Disamping itu, integrasi nasional yang defersifikatif lebih nampak
demokratis,ketimbang integrasi nasional yang unifikatif yang justru mengarah
pada perkosaan HAM dan memungkiri realitas perbedaan.Integrasi nasional yang
defersifikatif,lebih sesuai dengan semboyan yaitu “Bhineka Tunggal Ika” yang
artinya berbeda-beda itu pada hakekatnya adalah satu. Karena perbedaan
masyarakat merupakan realitas sosial, maka keberadaannya tidak bisa
dilenyapkan.

Bahkan setiap upaya untuk melenyapkan dengan dalih apa pun, termasuk
menuju ‘unifikasi’ masyarakat,cenderung akan menimbulkan keresahan,gejolak
sosial,kerusuhan massa dan pasti berakhir dengan disintegrasi
bangsa.Kemajemukan masyarakat (plures) tidak dapat dilenyapkan demi jargon
persatuan dan kesatuan,sebab persatuan itu harus dicapai lewat keberadaan
pluralitas (Berger dan Neuhauss, 1977). E. Nasionalisme dalam Perspektif
Indonesia Nasionalisme dan Negara bangsa (nation state) sebagai wadah
organisasi sosial yang membungkusnya yang merupakan dua kekuatan terbesar di
dunia.

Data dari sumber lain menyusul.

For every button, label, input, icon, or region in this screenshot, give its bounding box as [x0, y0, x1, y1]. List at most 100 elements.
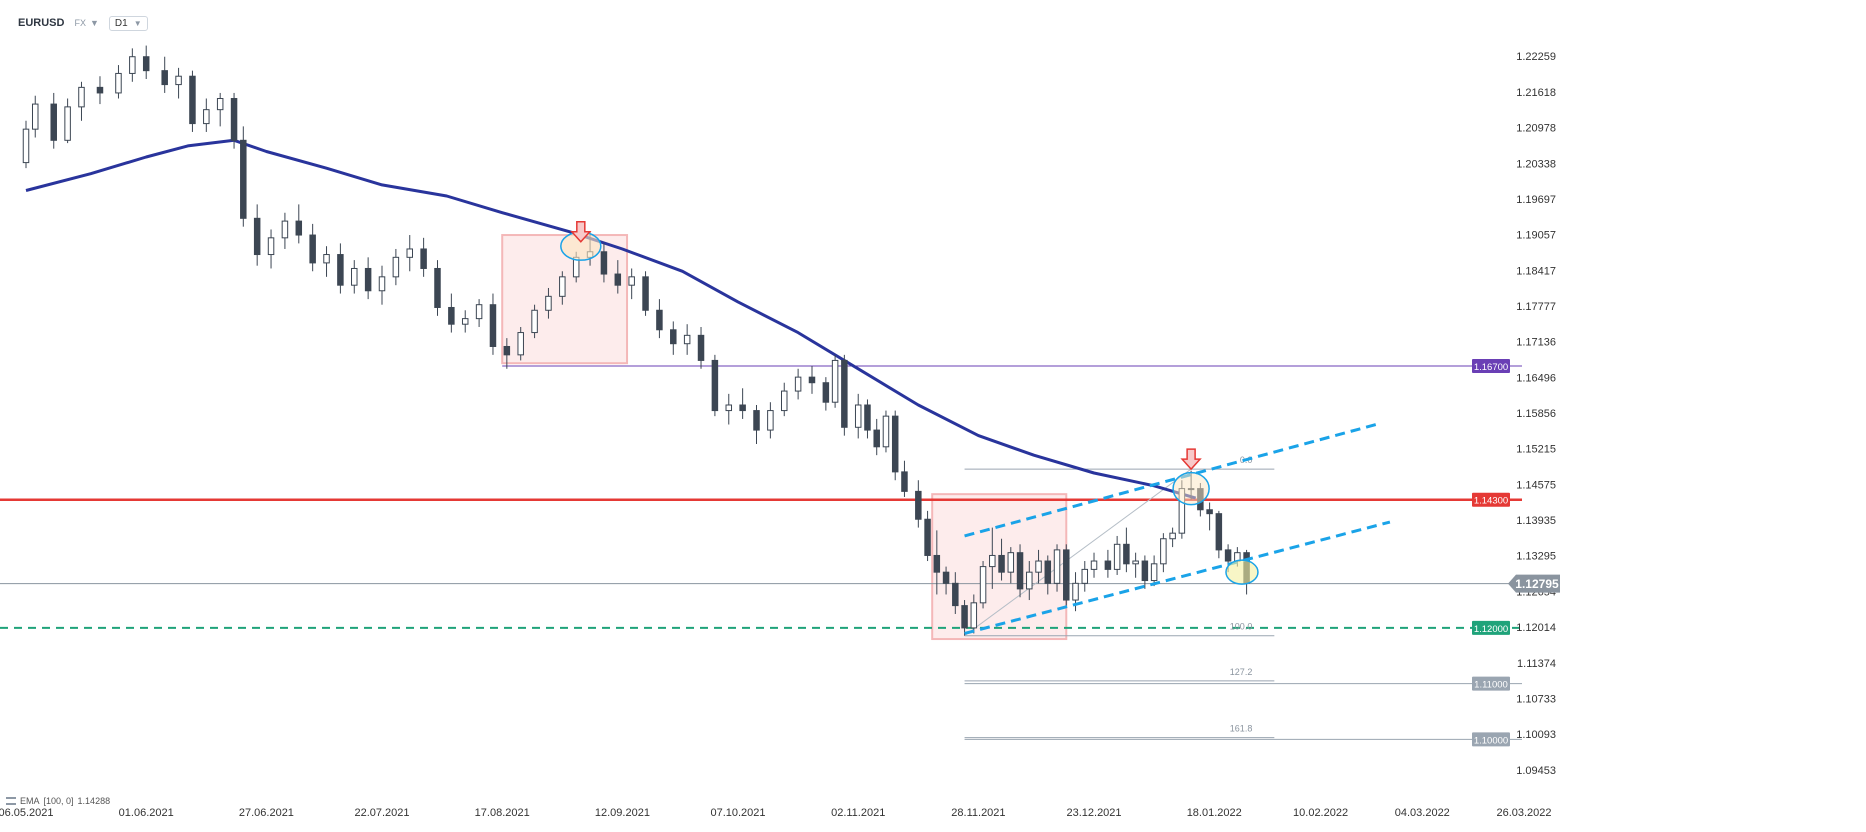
chart-header: EURUSD FX ▼ D1 ▼	[18, 14, 148, 32]
candle	[351, 260, 358, 294]
candle-body	[1215, 513, 1223, 551]
candle-body	[267, 237, 275, 256]
candle-body	[337, 254, 344, 286]
candle-body	[1169, 532, 1176, 540]
level-tag-bg	[1472, 358, 1510, 373]
candle-body	[351, 267, 358, 286]
candle-body	[1141, 560, 1149, 582]
candle-body	[864, 404, 871, 431]
candle-body	[189, 75, 196, 125]
candle-body	[1026, 571, 1033, 590]
chevron-down-icon: ▼	[133, 18, 142, 28]
candle	[309, 223, 316, 272]
candle	[841, 354, 848, 436]
x-tick-label: 01.06.2021	[119, 807, 174, 819]
candle	[281, 212, 289, 249]
y-tick-label: 1.20978	[1516, 123, 1556, 135]
time-axis[interactable]: 06.05.2021 01.06.2021 27.06.2021 22.07.2021…	[0, 807, 1552, 819]
candle-body	[392, 256, 400, 278]
candle	[831, 354, 839, 408]
candle	[420, 237, 427, 277]
candle-body	[1072, 582, 1079, 601]
candle	[808, 365, 816, 394]
candle	[189, 70, 196, 132]
price-axis[interactable]: 1.22259 1.21618 1.20978 1.20338 1.19697 1.190…	[1516, 51, 1556, 777]
candle	[323, 246, 330, 277]
symbol-label[interactable]: EURUSD	[18, 17, 65, 29]
level-tag-bg	[1472, 676, 1510, 691]
candle-body	[64, 106, 71, 141]
y-tick-label: 1.14575	[1516, 479, 1556, 491]
level-tag-label: 1.11000	[1474, 680, 1508, 691]
current-price-label: 1.12795	[1515, 577, 1559, 591]
candle-body	[517, 332, 524, 356]
asset-class-selector[interactable]: FX ▼	[74, 18, 98, 28]
y-tick-label: 1.16496	[1516, 372, 1556, 384]
candle	[614, 260, 622, 294]
candle-body	[998, 554, 1005, 573]
candle-body	[230, 98, 238, 141]
candle	[697, 326, 705, 369]
candle	[753, 405, 760, 445]
y-tick-label: 1.15856	[1516, 408, 1556, 420]
candle-body	[31, 103, 39, 130]
timeframe-dropdown[interactable]: D1 ▼	[108, 15, 148, 31]
indicator-menu-icon[interactable]	[6, 797, 16, 805]
candle-body	[489, 304, 497, 347]
candle	[942, 566, 950, 595]
x-tick-label: 07.10.2021	[710, 807, 765, 819]
candle-body	[933, 554, 941, 573]
current-price-tag: 1.12795	[1508, 574, 1560, 593]
x-tick-label: 10.02.2022	[1293, 807, 1348, 819]
asset-class-label: FX	[74, 18, 86, 28]
candle-body	[22, 128, 30, 164]
candle	[216, 92, 224, 127]
candle	[230, 92, 238, 149]
level-tag-bg	[1472, 620, 1510, 635]
candle-body	[129, 56, 136, 74]
candle	[1104, 549, 1112, 578]
x-tick-label: 18.01.2022	[1187, 807, 1242, 819]
candle-body	[96, 86, 104, 94]
candle	[1035, 549, 1042, 584]
candle-body	[831, 359, 839, 403]
candle	[129, 48, 136, 82]
x-tick-label: 17.08.2021	[475, 807, 530, 819]
candle	[175, 67, 182, 99]
x-tick-label: 23.12.2021	[1066, 807, 1121, 819]
level-lines	[0, 365, 1522, 740]
candle	[267, 229, 275, 269]
candle-body	[725, 404, 733, 412]
candle	[1044, 555, 1052, 595]
candle-body	[240, 139, 247, 219]
y-tick-label: 1.17136	[1516, 337, 1556, 349]
candle-body	[683, 334, 691, 345]
candle-body	[780, 390, 788, 412]
candle-body	[503, 345, 511, 356]
candle-body	[753, 410, 760, 431]
candle-body	[323, 254, 330, 264]
candle-body	[253, 217, 261, 256]
highlight-circle-january	[1172, 471, 1210, 506]
candle	[434, 260, 441, 316]
y-tick-label: 1.19697	[1516, 194, 1556, 206]
x-tick-label: 26.03.2022	[1496, 807, 1551, 819]
level-tag-label: 1.16700	[1474, 362, 1508, 373]
candle	[1141, 555, 1149, 589]
candle-body	[924, 518, 931, 556]
candle-body	[115, 72, 122, 94]
candle	[998, 538, 1005, 581]
indicator-legend[interactable]: EMA [100, 0] 1.14288	[6, 796, 110, 806]
candle-body	[475, 304, 483, 320]
candle	[1215, 510, 1223, 559]
annotation-marks[interactable]	[560, 220, 1259, 585]
candle	[406, 235, 413, 272]
channel-lines[interactable]	[964, 423, 1391, 635]
level-tag-bg	[1472, 732, 1510, 747]
candle-body	[1104, 560, 1112, 570]
candle-body	[952, 582, 959, 607]
candle	[1206, 502, 1213, 531]
candle-body	[216, 98, 224, 111]
candle-body	[1150, 563, 1158, 582]
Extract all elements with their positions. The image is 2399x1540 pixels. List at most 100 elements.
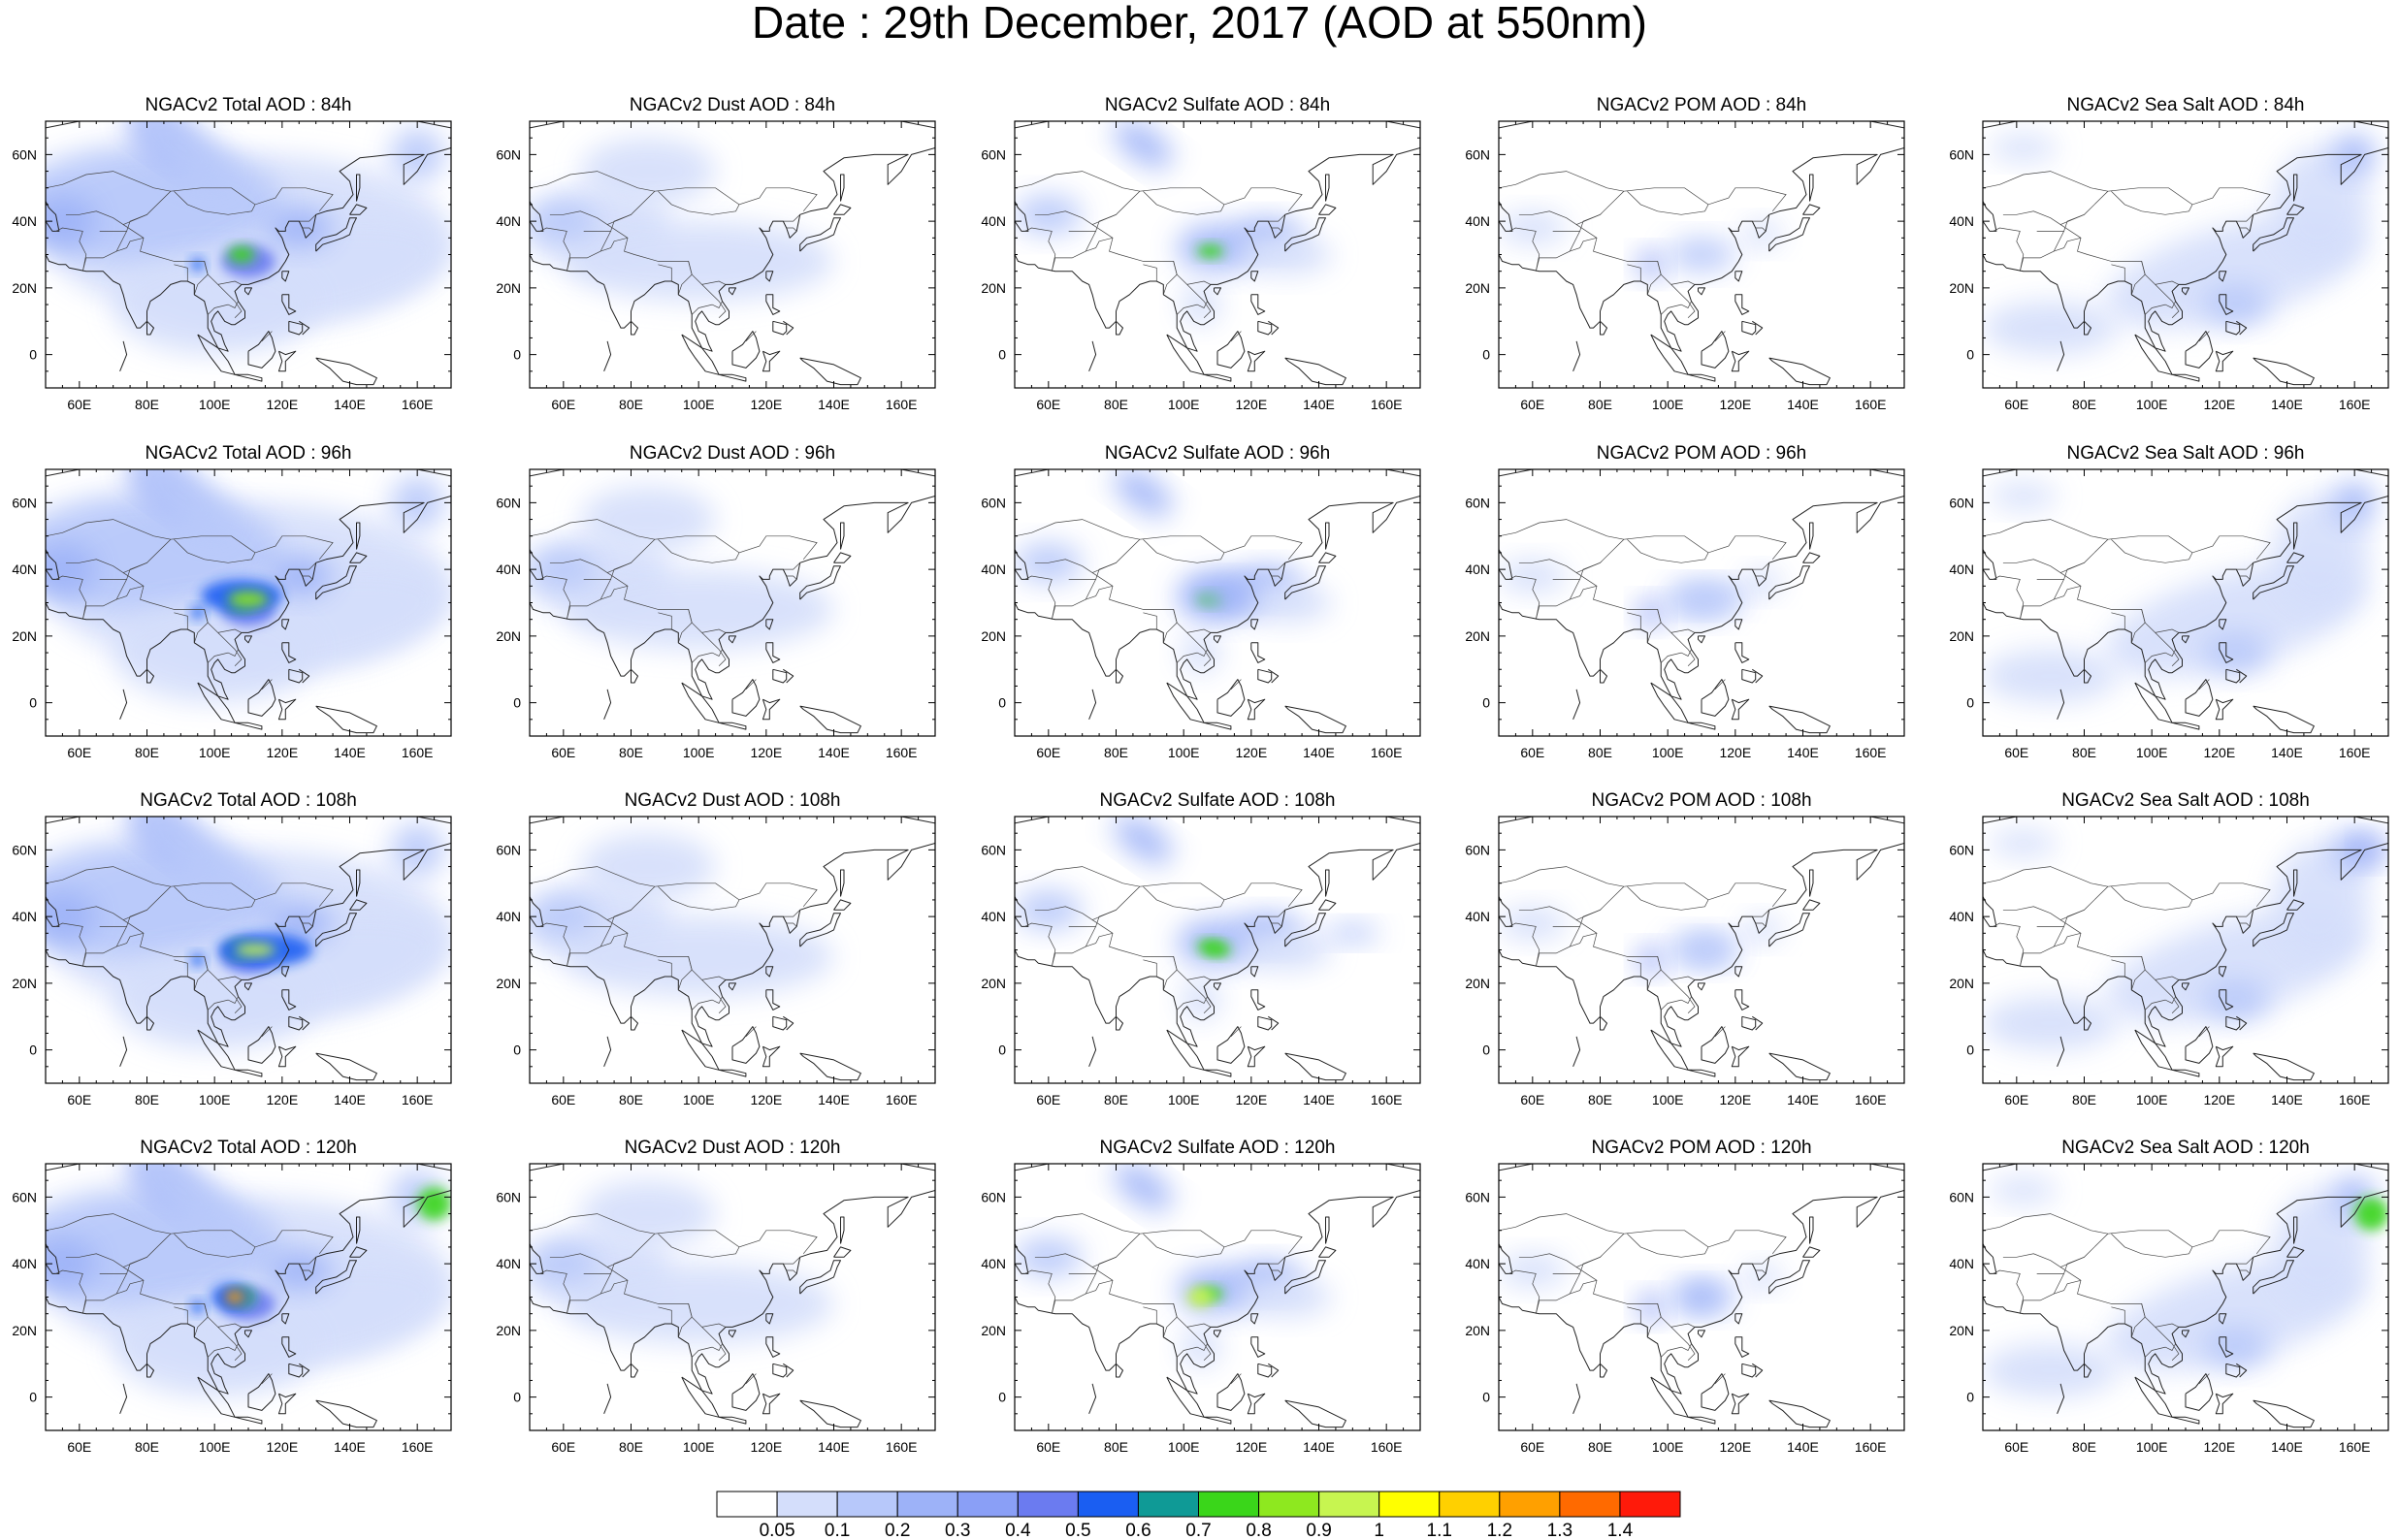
lon-tick-label: 160E: [2339, 1439, 2371, 1455]
lon-tick-label: 60E: [1520, 1092, 1544, 1107]
aod-plume: [1681, 936, 1735, 964]
aod-plume: [2202, 1327, 2271, 1367]
lat-tick-label: 60N: [1949, 842, 1974, 857]
axis-ticks: [45, 1163, 452, 1431]
panel-title: NGACv2 Sulfate AOD : 108h: [1099, 790, 1336, 811]
panel-title: NGACv2 Sea Salt AOD : 84h: [2066, 95, 2305, 115]
aod-plume: [563, 1264, 834, 1344]
map-panel: 60E 80E 100E 120E 140E 160E 60N 40N 20N 0: [12, 120, 452, 412]
lat-tick-label: 40N: [496, 213, 521, 229]
panel-title: NGACv2 Sulfate AOD : 120h: [1099, 1138, 1336, 1158]
aod-plume: [1237, 582, 1333, 624]
aod-field: [530, 833, 834, 997]
aod-plume: [228, 591, 269, 608]
lon-tick-label: 120E: [2203, 1092, 2235, 1107]
aod-plume: [1499, 559, 1567, 594]
aod-plume: [190, 952, 205, 967]
aod-plume: [1983, 649, 2119, 703]
lon-tick-label: 60E: [67, 1439, 91, 1455]
aod-plume: [1180, 284, 1221, 325]
colorbar-label: 0.3: [945, 1521, 970, 1540]
country-borders: [1499, 866, 1787, 1038]
aod-plume: [580, 486, 716, 553]
aod-plume: [1989, 829, 2058, 857]
aod-plume: [1180, 632, 1221, 673]
lon-tick-label: 140E: [1303, 397, 1335, 412]
aod-field: [530, 1180, 834, 1344]
lon-tick-label: 60E: [551, 1092, 575, 1107]
map-panel: 60E 80E 100E 120E 140E 160E 60N 40N 20N 0: [981, 468, 1421, 760]
lon-tick-label: 100E: [1168, 1439, 1200, 1455]
colorbar-label: 0.7: [1185, 1521, 1211, 1540]
colorbar-box: [1017, 1491, 1079, 1518]
lon-tick-label: 100E: [1168, 1092, 1200, 1107]
colorbar-box: [776, 1491, 838, 1518]
colorbar-box: [896, 1491, 958, 1518]
lon-tick-label: 80E: [1588, 1439, 1612, 1455]
aod-plume: [1499, 210, 1567, 245]
lon-tick-label: 120E: [1719, 397, 1751, 412]
aod-plume: [1186, 1287, 1215, 1307]
lat-tick-label: 60N: [1949, 146, 1974, 162]
lat-tick-label: 20N: [1949, 280, 1974, 296]
colorbar-box: [1198, 1491, 1260, 1518]
lon-tick-label: 140E: [334, 397, 366, 412]
lon-tick-label: 60E: [551, 397, 575, 412]
country-borders: [1015, 1213, 1303, 1385]
lat-tick-label: 20N: [12, 628, 37, 644]
aod-plume: [2357, 836, 2385, 864]
lon-tick-label: 160E: [2339, 397, 2371, 412]
panel-title: NGACv2 POM AOD : 84h: [1596, 95, 1807, 115]
lon-tick-label: 120E: [2203, 1439, 2235, 1455]
colorbar-box: [1378, 1491, 1441, 1518]
aod-plume: [1237, 1276, 1333, 1318]
lat-tick-label: 60N: [981, 495, 1006, 510]
panel-title: NGACv2 Total AOD : 84h: [145, 95, 352, 115]
lat-tick-label: 20N: [1465, 280, 1490, 296]
aod-field: [46, 469, 451, 703]
country-borders: [1015, 866, 1303, 1038]
lat-tick-label: 60N: [496, 842, 521, 857]
panel-title: NGACv2 POM AOD : 108h: [1591, 790, 1812, 811]
lon-tick-label: 80E: [1104, 397, 1128, 412]
colorbar-label: 1.1: [1427, 1521, 1452, 1540]
lat-tick-label: 60N: [1949, 495, 1974, 510]
lat-tick-label: 0: [1482, 1043, 1490, 1058]
country-borders: [46, 171, 334, 342]
country-borders: [46, 519, 334, 690]
lon-tick-label: 140E: [818, 745, 850, 760]
aod-plume: [128, 1164, 234, 1232]
map-panel: 60E 80E 100E 120E 140E 160E 60N 40N 20N 0: [981, 816, 1421, 1107]
aod-plume: [46, 542, 97, 596]
aod-field: [1499, 559, 1783, 626]
lon-tick-label: 60E: [67, 397, 91, 412]
aod-plume: [563, 569, 834, 650]
lat-tick-label: 60N: [12, 495, 37, 510]
country-borders: [1015, 519, 1303, 690]
lat-tick-label: 40N: [12, 213, 37, 229]
aod-plume: [580, 138, 716, 205]
aod-field: [46, 817, 451, 1050]
lon-tick-label: 160E: [886, 1439, 918, 1455]
lat-tick-label: 0: [29, 347, 37, 363]
lon-tick-label: 60E: [1520, 397, 1544, 412]
axis-ticks: [1982, 1163, 2389, 1431]
axis-ticks: [1014, 816, 1421, 1084]
map-panel: 60E 80E 100E 120E 140E 160E 60N 40N 20N 0: [981, 120, 1421, 412]
axis-ticks: [1498, 468, 1905, 737]
lat-tick-label: 0: [513, 347, 521, 363]
lat-tick-label: 60N: [496, 146, 521, 162]
country-borders: [1499, 519, 1787, 690]
aod-plume: [1668, 238, 1735, 272]
lon-tick-label: 100E: [1652, 1092, 1684, 1107]
lon-tick-label: 100E: [683, 1439, 715, 1455]
aod-plume: [580, 1180, 716, 1247]
colorbar-label: 0.8: [1246, 1521, 1271, 1540]
aod-plume: [235, 943, 276, 957]
lat-tick-label: 0: [998, 1043, 1006, 1058]
axis-ticks: [529, 468, 936, 737]
lat-tick-label: 20N: [1465, 628, 1490, 644]
lat-tick-label: 40N: [496, 1256, 521, 1271]
map-panel: 60E 80E 100E 120E 140E 160E 60N 40N 20N 0: [496, 468, 936, 760]
aod-field: [46, 121, 451, 355]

Keduannya mampu mendominasi wacana politik dunia selama abad 20
secara bertahap tetapi pasti, sekarang mulai berhadapan dengan sejumlah
tantangan yang menempatkan keduannya dalam posisi yang cukup sulit.

Kajian atas nasionalisme dan bangsa, dan juga negara bangsa,hingga kini
masih tetap menjadi perdebatan oleh para ahli. Bagi sejumlah ahli, bangsa dan
kesadaran berbangsa diyakini merupakan representasi atau perwakilan dari negara
masa lalu yang terkait dalam upaya-upaya realisasi diri. Bangsa dalam makna ini
adalah suatu entitas primordial yang merupakan bawaan yang melekat dalam
nature dan sejarah manusia. Secara objektif suatu bangsa dapat diidentifikasi
lewat perbedaan-perbedaannya dengan bangsa lain dalam hal cara pandang,
keterikatan dengan tanah air, dan perjuangan-perjuangan untuk mendapatkan
otonomi politik.

14
Namun demikian, rumusan yang pasti mengenai nasionalisme dan negara
bangsa sangat sulit untuk digagaskan. Tetapi jika diperhatikan arena persemaian
awal, konsepsi tentang nasionalisme dan negara bangsa dan diikuti logika dibalik
kehadiran nasionalisme dan negara bangsa yang tumbuh di negara-negara bekas
jajahan, kita akan menemukan bahwa keduannya pada dasarnya adalah fakta
perjanjian antara warga negara yang berdaulat dengan negara (Lay, 1997).
Nasionalisme dan negara bangsa secara radikal telah merombak struktur kesetiaan
politik rakyat dari kesetiaan kepada dinasti menjadi prinsip kedaulatan rakyat.Ia
juga telah merombak secara radikal struktur kesetiaan pada tuan penjajah untuk
digantikan dengan gagasan tentang kewarganegaraan.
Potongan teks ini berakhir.